5. The method as claimed in claim 3, wherein the third metallic layer comprises copper.

6. The method as claimed in claim 1, wherein the first metallic layer is deposited on a substrate carrier comprising stainless steel.

7. The method as claimed in claim 6, wherein the stainless steel substrate carrier is plated with an external copper layer which functions as a seed layer for plating the first metallic layer.

8. The method as claimed in claim 6, further comprising the step of removing the substrate carrier prior to mounting the plurality of LED dice on the routable conductive traces.

9. The method as claimed in claim 1, wherein the dielectric material comprises an insulating molding compound having high thermal conductivity.

10. The method as claimed in claim 9, wherein the molding compound has a low modulus of elasticity that allows for flexibility and bendability.

11. The method as claimed in claim 1, further comprising the step of mounting the second side of the routable substrate on a control circuit comprising a voltage source and drivers for driving illumination of the plurality of LED dice.

12. The method as claimed in claim 1, wherein the first metallic layer comprises respective gold and nickel layers.

13. The method as claimed in claim 12, wherein the second metallic layer comprises copper.

14. A routable substrate for manufacturing a display panel, the routable substrate comprising:

a substrate in the form of a dielectric encapsulant having opposite first and second sides;

electrical connections in the form of routable conductive traces formed from a first metallic layer on the first side of the carrier, the routable conductive traces being configured for electrically mounting a plurality of LED dice on the first side for LED illumination of the display panel; and

conductive interconnects encapsulated in the dielectric carrier formed from a second metallic layer having a pattern that is different from the first metallic layer, the conductive interconnects further having first and second ends which are in electrical communication with the routable conductive traces and the second side of the carrier respectively.
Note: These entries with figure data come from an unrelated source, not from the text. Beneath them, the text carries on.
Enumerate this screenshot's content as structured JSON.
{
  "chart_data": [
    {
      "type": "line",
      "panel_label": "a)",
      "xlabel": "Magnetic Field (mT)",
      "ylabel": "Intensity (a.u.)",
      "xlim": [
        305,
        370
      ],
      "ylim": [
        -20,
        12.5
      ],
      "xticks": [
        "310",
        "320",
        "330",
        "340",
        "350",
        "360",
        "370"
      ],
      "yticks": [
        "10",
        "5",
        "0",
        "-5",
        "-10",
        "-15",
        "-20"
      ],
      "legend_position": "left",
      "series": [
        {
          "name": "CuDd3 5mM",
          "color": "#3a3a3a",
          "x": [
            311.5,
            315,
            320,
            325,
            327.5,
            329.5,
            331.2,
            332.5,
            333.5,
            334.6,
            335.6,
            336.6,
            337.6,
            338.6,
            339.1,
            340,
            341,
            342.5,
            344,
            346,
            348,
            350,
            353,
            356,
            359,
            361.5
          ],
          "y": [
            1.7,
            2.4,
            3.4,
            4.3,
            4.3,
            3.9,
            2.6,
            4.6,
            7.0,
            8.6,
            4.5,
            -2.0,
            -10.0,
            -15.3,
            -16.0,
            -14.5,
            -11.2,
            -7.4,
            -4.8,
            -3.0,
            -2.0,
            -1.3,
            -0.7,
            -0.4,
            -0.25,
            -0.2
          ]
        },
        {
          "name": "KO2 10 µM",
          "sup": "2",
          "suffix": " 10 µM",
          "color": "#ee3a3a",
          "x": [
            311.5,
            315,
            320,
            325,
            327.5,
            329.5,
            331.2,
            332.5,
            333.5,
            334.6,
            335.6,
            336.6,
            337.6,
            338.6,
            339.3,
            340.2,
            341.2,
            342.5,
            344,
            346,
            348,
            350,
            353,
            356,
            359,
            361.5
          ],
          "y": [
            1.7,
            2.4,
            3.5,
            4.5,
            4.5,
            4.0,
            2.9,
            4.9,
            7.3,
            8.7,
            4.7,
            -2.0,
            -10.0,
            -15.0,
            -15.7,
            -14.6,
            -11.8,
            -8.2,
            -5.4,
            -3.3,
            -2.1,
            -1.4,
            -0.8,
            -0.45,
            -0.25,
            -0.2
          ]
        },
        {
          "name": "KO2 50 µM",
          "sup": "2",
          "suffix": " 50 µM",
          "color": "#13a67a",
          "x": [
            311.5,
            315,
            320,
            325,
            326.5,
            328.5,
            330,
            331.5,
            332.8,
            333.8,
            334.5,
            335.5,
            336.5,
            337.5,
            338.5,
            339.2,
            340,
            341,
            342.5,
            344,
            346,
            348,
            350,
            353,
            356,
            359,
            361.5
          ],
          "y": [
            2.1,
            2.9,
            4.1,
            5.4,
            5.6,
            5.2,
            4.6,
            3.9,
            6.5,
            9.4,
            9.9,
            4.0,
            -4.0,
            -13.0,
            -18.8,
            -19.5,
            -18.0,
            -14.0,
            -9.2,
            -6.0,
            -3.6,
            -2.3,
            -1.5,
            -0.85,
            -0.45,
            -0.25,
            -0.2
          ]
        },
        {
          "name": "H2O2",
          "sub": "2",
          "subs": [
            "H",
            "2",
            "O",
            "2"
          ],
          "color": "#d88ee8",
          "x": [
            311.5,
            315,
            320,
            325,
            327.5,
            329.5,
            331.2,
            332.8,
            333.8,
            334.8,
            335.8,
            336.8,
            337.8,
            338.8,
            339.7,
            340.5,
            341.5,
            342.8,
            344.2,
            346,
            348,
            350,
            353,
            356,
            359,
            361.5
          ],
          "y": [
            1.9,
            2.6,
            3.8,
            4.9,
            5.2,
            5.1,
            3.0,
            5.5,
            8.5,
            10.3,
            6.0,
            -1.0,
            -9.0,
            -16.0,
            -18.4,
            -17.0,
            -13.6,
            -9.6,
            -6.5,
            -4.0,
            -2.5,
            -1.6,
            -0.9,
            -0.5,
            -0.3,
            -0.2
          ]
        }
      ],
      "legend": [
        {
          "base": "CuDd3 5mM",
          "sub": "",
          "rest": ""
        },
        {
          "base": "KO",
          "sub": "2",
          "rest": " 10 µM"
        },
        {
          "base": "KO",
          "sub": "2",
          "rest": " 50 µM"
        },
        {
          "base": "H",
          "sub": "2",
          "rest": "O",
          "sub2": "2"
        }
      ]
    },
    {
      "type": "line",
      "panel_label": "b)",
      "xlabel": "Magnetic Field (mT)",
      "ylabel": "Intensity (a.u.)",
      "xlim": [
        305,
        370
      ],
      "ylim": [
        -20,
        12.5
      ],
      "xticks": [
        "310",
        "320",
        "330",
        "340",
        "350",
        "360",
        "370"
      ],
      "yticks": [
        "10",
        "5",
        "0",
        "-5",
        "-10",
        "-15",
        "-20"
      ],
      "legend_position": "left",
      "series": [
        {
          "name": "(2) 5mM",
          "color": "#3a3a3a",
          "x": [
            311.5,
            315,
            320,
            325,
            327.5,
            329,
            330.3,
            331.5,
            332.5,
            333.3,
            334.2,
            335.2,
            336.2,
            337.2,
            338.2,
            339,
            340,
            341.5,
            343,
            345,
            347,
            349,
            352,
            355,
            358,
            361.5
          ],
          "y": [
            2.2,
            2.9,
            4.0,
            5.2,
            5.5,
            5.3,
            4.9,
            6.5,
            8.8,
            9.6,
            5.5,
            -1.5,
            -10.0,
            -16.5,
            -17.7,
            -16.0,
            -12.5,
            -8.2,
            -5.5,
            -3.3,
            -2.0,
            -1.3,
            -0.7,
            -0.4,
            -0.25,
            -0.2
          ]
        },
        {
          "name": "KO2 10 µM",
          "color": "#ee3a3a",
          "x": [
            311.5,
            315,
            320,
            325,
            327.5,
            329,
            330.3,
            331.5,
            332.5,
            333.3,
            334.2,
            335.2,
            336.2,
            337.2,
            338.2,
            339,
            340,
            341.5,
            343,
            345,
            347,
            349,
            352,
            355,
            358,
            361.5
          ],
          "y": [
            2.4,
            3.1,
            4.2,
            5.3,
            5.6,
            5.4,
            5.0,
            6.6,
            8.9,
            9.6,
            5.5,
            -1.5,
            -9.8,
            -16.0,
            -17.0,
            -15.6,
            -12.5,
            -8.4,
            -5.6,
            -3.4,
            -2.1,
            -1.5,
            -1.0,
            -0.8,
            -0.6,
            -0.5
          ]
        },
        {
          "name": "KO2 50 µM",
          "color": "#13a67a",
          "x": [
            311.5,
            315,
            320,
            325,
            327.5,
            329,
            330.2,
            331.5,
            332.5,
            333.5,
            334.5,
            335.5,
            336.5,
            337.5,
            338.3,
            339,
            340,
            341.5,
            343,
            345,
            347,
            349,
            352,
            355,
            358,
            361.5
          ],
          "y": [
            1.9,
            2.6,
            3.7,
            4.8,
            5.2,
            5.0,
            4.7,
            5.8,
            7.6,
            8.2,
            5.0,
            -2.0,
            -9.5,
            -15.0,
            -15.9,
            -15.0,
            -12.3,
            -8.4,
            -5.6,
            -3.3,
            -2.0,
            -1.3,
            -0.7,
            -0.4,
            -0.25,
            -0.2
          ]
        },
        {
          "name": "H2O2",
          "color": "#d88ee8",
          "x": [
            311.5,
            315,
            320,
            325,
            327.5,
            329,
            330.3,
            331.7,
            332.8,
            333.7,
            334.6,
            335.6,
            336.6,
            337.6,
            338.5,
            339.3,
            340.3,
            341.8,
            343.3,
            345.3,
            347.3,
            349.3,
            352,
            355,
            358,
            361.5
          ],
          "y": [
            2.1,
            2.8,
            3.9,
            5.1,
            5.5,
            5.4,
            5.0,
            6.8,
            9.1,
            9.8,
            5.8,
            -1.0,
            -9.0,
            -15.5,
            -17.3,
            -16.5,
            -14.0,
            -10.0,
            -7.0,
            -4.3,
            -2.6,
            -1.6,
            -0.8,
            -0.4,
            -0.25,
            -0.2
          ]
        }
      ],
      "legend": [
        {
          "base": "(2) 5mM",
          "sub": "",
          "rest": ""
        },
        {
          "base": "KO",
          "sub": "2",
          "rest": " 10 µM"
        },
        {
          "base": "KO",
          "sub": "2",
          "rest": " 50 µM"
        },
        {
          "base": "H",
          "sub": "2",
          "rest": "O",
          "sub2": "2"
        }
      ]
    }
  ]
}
15. A display panel comprising:

a substrate in the form of a dielectric encapsulant having opposite first and second sides;

electrical connections in the form of routable conductive traces formed from a first metallic layer on the first side of the carrier;

a plurality of LED dice mounted on the routable conductive traces for LED illumination of the display panel; and

conductive interconnects encapsulated in the dielectric carrier formed from a second metallic layer having a pattern that is different from the first metallic layer, the conductive interconnects further having first and second ends which are in electrical communication with the routable conductive traces and the second side of the carrier respectively.

16. The display panel as claimed in claim 15, wherein the display panel comprises a display sub-panel, which is configured to be mountable with one or more other similar display sub-panels for modularly assembling a display panel which is larger than the display sub-panel.

17. A display panel comprising an assembly of a plurality of display sub-panels, each display sub-panel further comprising:

a substrate in the form of a dielectric encapsulant having opposite first and second sides;

electrical connections in the form of routable conductive traces formed from a first metallic layer on the first side of the carrier;

a plurality of LED dice mounted on the routable conductive traces for LED illumination of the display panel; and

conductive interconnects encapsulated in the dielectric carrier formed from a second metallic layer having a pattern that is different from the first metallic layer, the conductive interconnects further having first and second ends which are in electrical communication with the routable conductive traces and the second side of the carrier respectively.